Après avoir reçu les 10 paroles au pied du mont Sinai dans la paracha précédente, la section de cette semaine, la paracha de Mishpatim, nous présente de manière plus détaillée les lois fondamentales de la justice telle qu’elle doit régner entre les hommes.

Dans son premier commentaire, Rachi nous rappelle que ce n’est pas un hasard si ces principes sont énoncés immédiatement après les 10 commandements que nous avons lus la semaine dernière, car D.ieu souhaitait enseigner au Bnei Israël que les règles qui président aux relations entre les hommes ont vocation à avoir la même importance que les fameuses dix “paroles”/dix “commandements”.

De même que les 10 commandements ont été donnés directement par D.ieu au Mont Sinai, de même les grands principes de justice sociale sur lesquels une société doit être bâtie ont été donnés aux hommes directement par D.ieu au Mont Sinai.

Il était important de faire ce rappel car, en matière de spiritualité, l’homme peut avoir parfois tendance de faire une distinction entre les efforts qu’il doit faire dans le cadre de ses relations avec D.ieu et ceux qu’il doit faire dans ses relations avec les hommes.

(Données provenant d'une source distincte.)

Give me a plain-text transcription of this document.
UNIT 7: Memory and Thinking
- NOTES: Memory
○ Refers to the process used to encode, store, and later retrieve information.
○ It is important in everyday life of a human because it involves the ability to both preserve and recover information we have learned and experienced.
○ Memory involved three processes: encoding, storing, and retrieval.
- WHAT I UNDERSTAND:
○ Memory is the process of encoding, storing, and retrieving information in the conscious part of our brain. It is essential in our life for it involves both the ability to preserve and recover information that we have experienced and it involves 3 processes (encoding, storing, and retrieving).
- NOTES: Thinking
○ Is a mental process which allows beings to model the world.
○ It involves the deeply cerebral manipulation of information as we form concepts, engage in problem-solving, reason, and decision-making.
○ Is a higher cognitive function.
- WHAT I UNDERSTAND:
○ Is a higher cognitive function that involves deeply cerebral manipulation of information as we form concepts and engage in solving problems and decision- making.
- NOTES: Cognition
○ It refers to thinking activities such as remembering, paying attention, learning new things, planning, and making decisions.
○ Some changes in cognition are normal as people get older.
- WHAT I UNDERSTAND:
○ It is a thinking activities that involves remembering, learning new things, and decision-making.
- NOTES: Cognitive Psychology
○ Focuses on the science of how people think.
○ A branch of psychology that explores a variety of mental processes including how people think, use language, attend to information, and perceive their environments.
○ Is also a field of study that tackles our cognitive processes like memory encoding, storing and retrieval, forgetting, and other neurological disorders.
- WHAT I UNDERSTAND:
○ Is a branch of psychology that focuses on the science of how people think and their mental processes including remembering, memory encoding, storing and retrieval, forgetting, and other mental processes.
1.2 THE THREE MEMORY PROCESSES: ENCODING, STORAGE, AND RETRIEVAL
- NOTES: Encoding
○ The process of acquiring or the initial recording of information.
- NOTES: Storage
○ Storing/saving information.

Nous pouvons être tentés de pondérer davantage les premiers au détriment des seconds.

La Torah prend donc soin d’introduire l’exposition des principes de justice, les « mishpatim », les lois qui régulent les relations entre les hommes par la conjonction de coordination « Vé » » « Et puis » qui relie notre passage à celui de la semaine dernière, afin d’enseigner à l’homme qu’il doit leur accorder autant d’importance qu’aux dix “paroles” reçues au Mont Sinaï.

Rappelons, à cet égard, une petite histoire qui s’est produite au début du vingtième siècle. A cette époque vivait, en Europe de l’Est puis en Israël, un très grand maître de la Torah, le Rav Haim Ozer Grodzinsky. Il était un des « Gedolei Hador » « Un Grand de la Génération », un très grand Maître. Et, un jeune étudiant de Yeshiva rêvait de le rencontrer. Il en fit la demande à son Rav qui réussit à lui organiser une rencontre avec ce Tsadik. Aussi, l’étudiant se prépara avec une très grande attention à cette rencontre. Pensant que le Maître allait l’interroger sur ce qu’il étudiait à la Yeshiva, le traité compliqué de Yevamot,il consacra ses jours et ses nuits à réviser et se préparer afin de faire la meilleure impression possible.

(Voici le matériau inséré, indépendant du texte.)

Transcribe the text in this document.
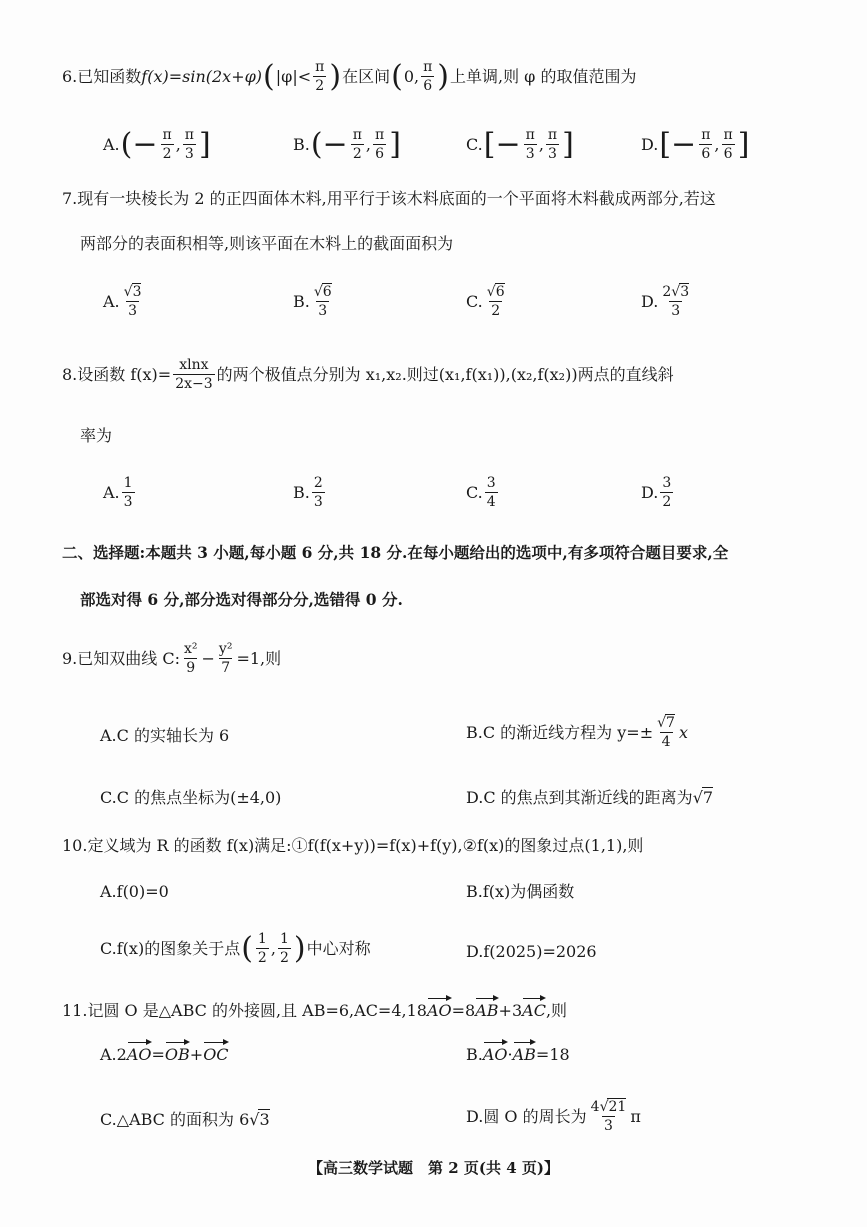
6.已知函数 f(x)=sin(2x+φ) ( |φ|< π
2 ) 在区间 ( 0, π
6 ) 上单调,则 φ 的取值范围为
A. (− $\frac{\pi}{2}$ , π
3 ]	B. (− $\frac{\pi}{2}$ , π
6 ]	C. [− $\frac{\pi}{3}$ , π
3 ]	D. [− $\frac{\pi}{6}$ , π
6 ]
7.现有一块棱长为 2 的正四面体木料,用平行于该木料底面的一个平面将木料截成两部分,若这
两部分的表面积相等,则该平面在木料上的截面面积为
A. √3
3
B. √6
3
C. √6
2
D. 2√3
3
8.设函数 $f(x)= \frac{xlnx}{2x-3}$ 的两个极值点分别为 x₁,x₂.则过(x₁,f(x₁)),(x₂,f(x₂))两点的直线斜
率为
A. 1
3
B. 2
3
C. 3
4
D. 3
2
二、选择题:本题共 3 小题,每小题 6 分,共 18 分.在每小题给出的选项中,有多项符合题目要求,全
部选对得 6 分,部分选对得部分分,选错得 0 分.
9.已知双曲线 C: x²
9
− $\frac{\text{y²}}{7} =1$,则
A.C 的实轴长为 6	B.C 的渐近线方程为 $y=\pm \frac{√7}{4}$ x
C.C 的焦点坐标为(±4,0)	D.C 的焦点到其渐近线的距离为 √7
10.定义域为 R 的函数 f(x)满足:①f(f(x+y))=f(x)+f(y),②f(x)的图象过点(1,1),则
A.f(0)=0	B.f(x)为偶函数
C.f(x)的图象关于点 ( 1
2
, 1
2 ) 中心对称	D.f(2025)=2026
11.记圆 O 是△ABC 的外接圆,且 AB=6,AC=4,18 AO =8 AB +3 AC ,则
A.2 AO = OB + OC	B. AO · AB =18
C.△ABC 的面积为 6 √3	D.圆 O 的周长为 4√21
3
π
【高三数学试题　第 2 页(共 4 页)】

Précisons, par ailleurs, qu’il s’agissait une époque où les communautés juives, et notamment les étudiants en Torah, vivaient dans une très grande pauvreté.

Le jour J arriva, et l’étudiant se présenta devant le grand Maître. Ce dernier l’accueillit avec beaucoup de chaleur et de bienveillance et, en guise d’interrogation, il se contenta de lui poser trois questions : Quand as-tu pris ton dernier repas ? As-tu une couverture pour te chauffer ? As-tu d’autres chaussures pour passer l’hiver ? Et, de fait, l’élève n’avait ni d’autres paires de chaussures, ni d’argent pour en acquérir de nouvelles. Le Rav sortit alors quelques billets de son tiroir et les donna à l’élève pour qu’il s’achète de nouvelles chaussures pour passer l’hiver.

Voilà, la Torah des Grands d’Israël : se préoccuper de son prochain, en commençant par se préoccuper de son bien-être matériel.

Cette anecdote, ô combien riche d’enseignements, nous rappelle que face à la précarité de son prochain, face à sa faiblesse, la Torah nous demande de veiller, avant tout, à lui assurer les moyens d’une existence digne et apaisée.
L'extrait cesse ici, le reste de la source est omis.